Millions of people have spent months marching, advocating, and rallying against anti-Black violence and systemic racism. While these most recent protests were ignited by the murders of unarmed Black Americans like Breonna Taylor, George Floyd, Elijah McClain, Ahmaud Arbery, Rayshard Brooks, and others, their deaths opened many of our eyes to truths Black Americans have known for 400 years. The enslavement of people of African descent in the United States technically ended more than 150 years ago, but its legacy of racism, brutality, and discrimination persists. Black people experience racism and prejudice every day in every aspect of their lives.

Black lives matter at the Data Science Institute at Columbia University.  As we stand against anti-Black racism, we recognize that the challenge is enormous: anti-Black racism is widespread and is woven into the very fabric of this nation and will require a significant commitment to address.
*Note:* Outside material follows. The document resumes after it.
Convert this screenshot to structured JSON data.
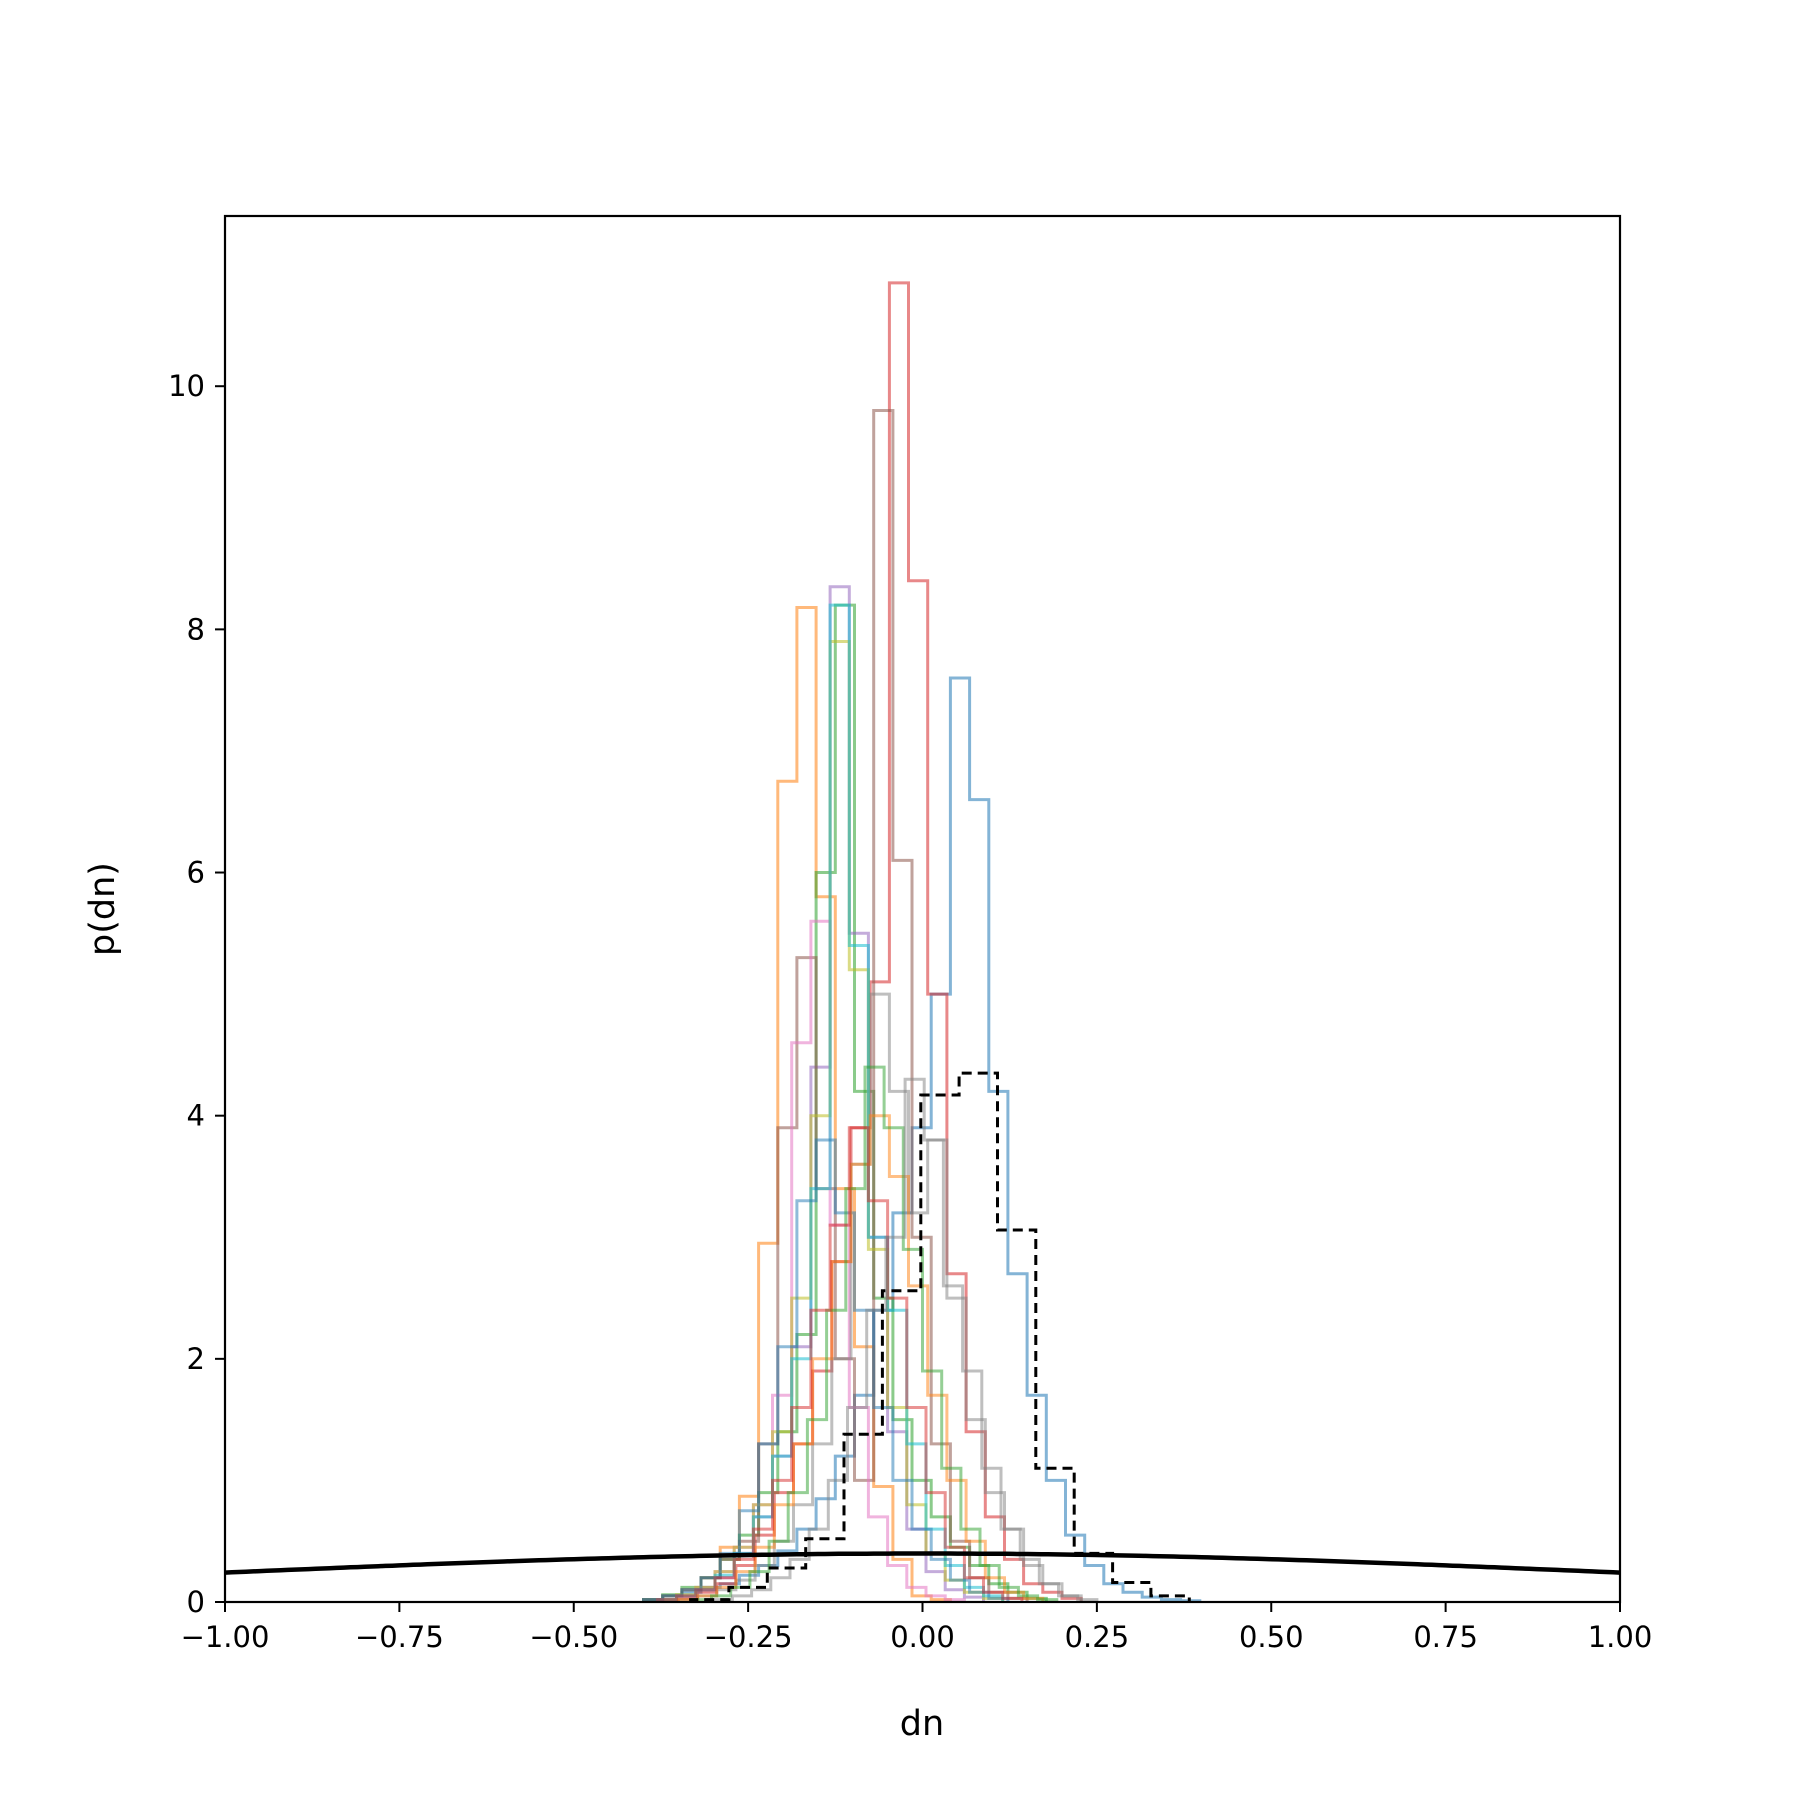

We acknowledge that DSI should do more within our own unique community to address the racial equity gaps and to increase Black representation in data science research and education.  Moreover, we create training data for machine learning algorithms that often lack data relevant to the Black community and often we do not recognize that our systems unfairly discriminate against Blacks. DSI can be a critical partner and should engage in proactive measures to dismantle systemic racism, racial inequity in data science, racial inequity across the Columbia community, and racial inequity across academia more broadly. DSI strives to be a force for change. 
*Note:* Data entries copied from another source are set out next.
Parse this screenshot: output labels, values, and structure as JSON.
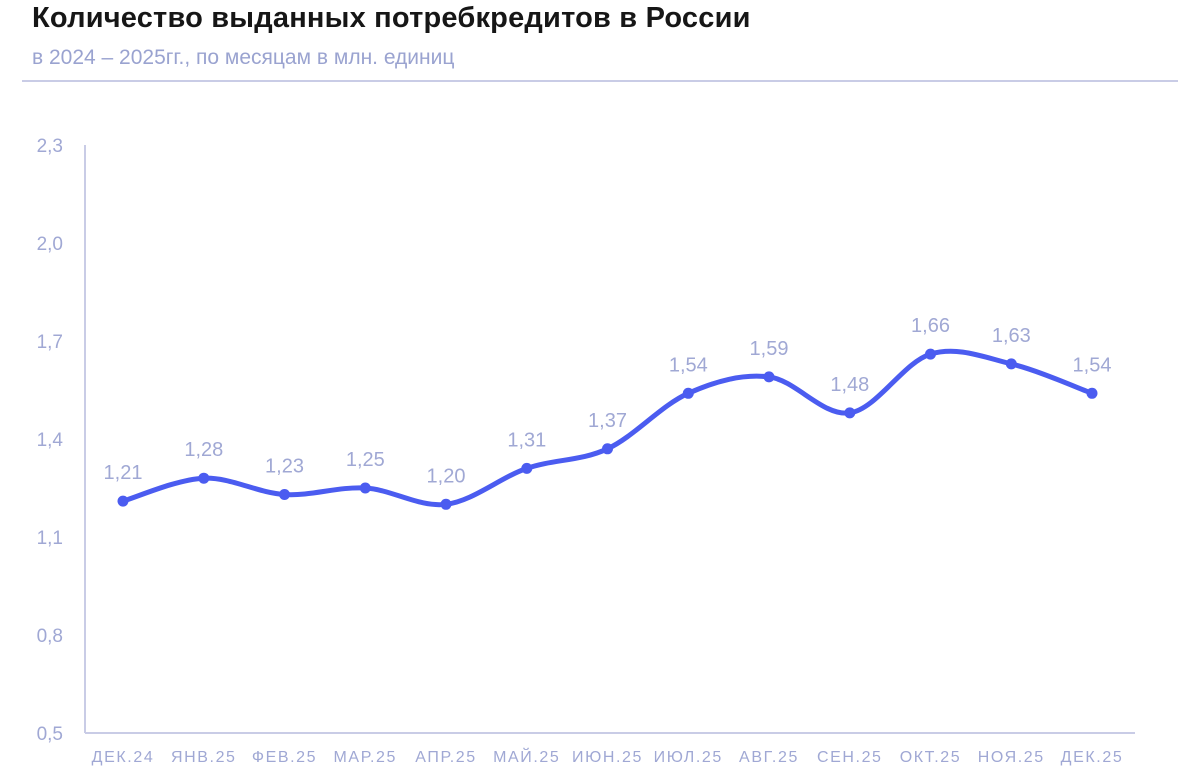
{
  "chart_data": {
    "type": "line",
    "title": "Количество выданных потребкредитов в России",
    "subtitle": "в 2024 – 2025гг., по месяцам в млн. единиц",
    "categories": [
      "ДЕК.24",
      "ЯНВ.25",
      "ФЕВ.25",
      "МАР.25",
      "АПР.25",
      "МАЙ.25",
      "ИЮН.25",
      "ИЮЛ.25",
      "АВГ.25",
      "СЕН.25",
      "ОКТ.25",
      "НОЯ.25",
      "ДЕК.25"
    ],
    "values": [
      1.21,
      1.28,
      1.23,
      1.25,
      1.2,
      1.31,
      1.37,
      1.54,
      1.59,
      1.48,
      1.66,
      1.63,
      1.54
    ],
    "point_labels": [
      "1,21",
      "1,28",
      "1,23",
      "1,25",
      "1,20",
      "1,31",
      "1,37",
      "1,54",
      "1,59",
      "1,48",
      "1,66",
      "1,63",
      "1,54"
    ],
    "xlabel": "",
    "ylabel": "",
    "ylim": [
      0.5,
      2.3
    ],
    "yticks": [
      0.5,
      0.8,
      1.1,
      1.4,
      1.7,
      2.0,
      2.3
    ],
    "ytick_labels": [
      "0,5",
      "0,8",
      "1,1",
      "1,4",
      "1,7",
      "2,0",
      "2,3"
    ],
    "grid": false,
    "legend_position": "none",
    "colors": {
      "line": "#4b5cf0",
      "point": "#4b5cf0",
      "labels": "#a0a8d4",
      "axis": "#c9cce6",
      "title": "#161616",
      "subtitle": "#9aa3d0",
      "divider": "#c9cce6",
      "background": "#ffffff"
    }
  }
}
To that end, based on the recommendations of the DSI Task Force on Racial Equity, the initial DSI Racial Equity Action Plan includes the following:

  1. Create a faculty-led DSI Race and Equity Advisory Council by January 2021. 
  2. Add a DSI Racial Equity Statement to the DSI website.
  3. Require proposals to the DSI Seed Grant program to state explicitly how projects will ensure that the data collected and analyzed are done in a fair, just, and ethical manner.
  4. Promote research that addresses issues on racial equity and fairness in data science, e.g., in training data, machine learning algorithms and models, and automated decision making.
  5. Instill a culture of shared responsibility among DSI staff, faculty, and researchers for upholding the DSI commitment to racial equity and justice. 
  6. Actively seek racially diverse individuals to apply to DSI programs.
  7. Collaborate with university partners, including the School of Engineering and Applied Science and Arts and Sciences, on actions to support racial diversity, equity, and inclusion for the M.S. in data science program.
  8. Continue to support the DSI Task Force on Racial Equity through Fall 2020: (a) to establish partnerships with external organizations toward achieving shared goals on racial equity; (b) to address issues of climate and culture; and (c) to develop plans for a DSI Working Group on Race and Equity.  The task force will submit its final set of recommendations to Institute leadership by December 2020 and we will update this action plan accordingly.

This initial plan is just a small step toward making progress for the long term. We commit to executing this plan with the same rigor as our other research, education, and outreach efforts.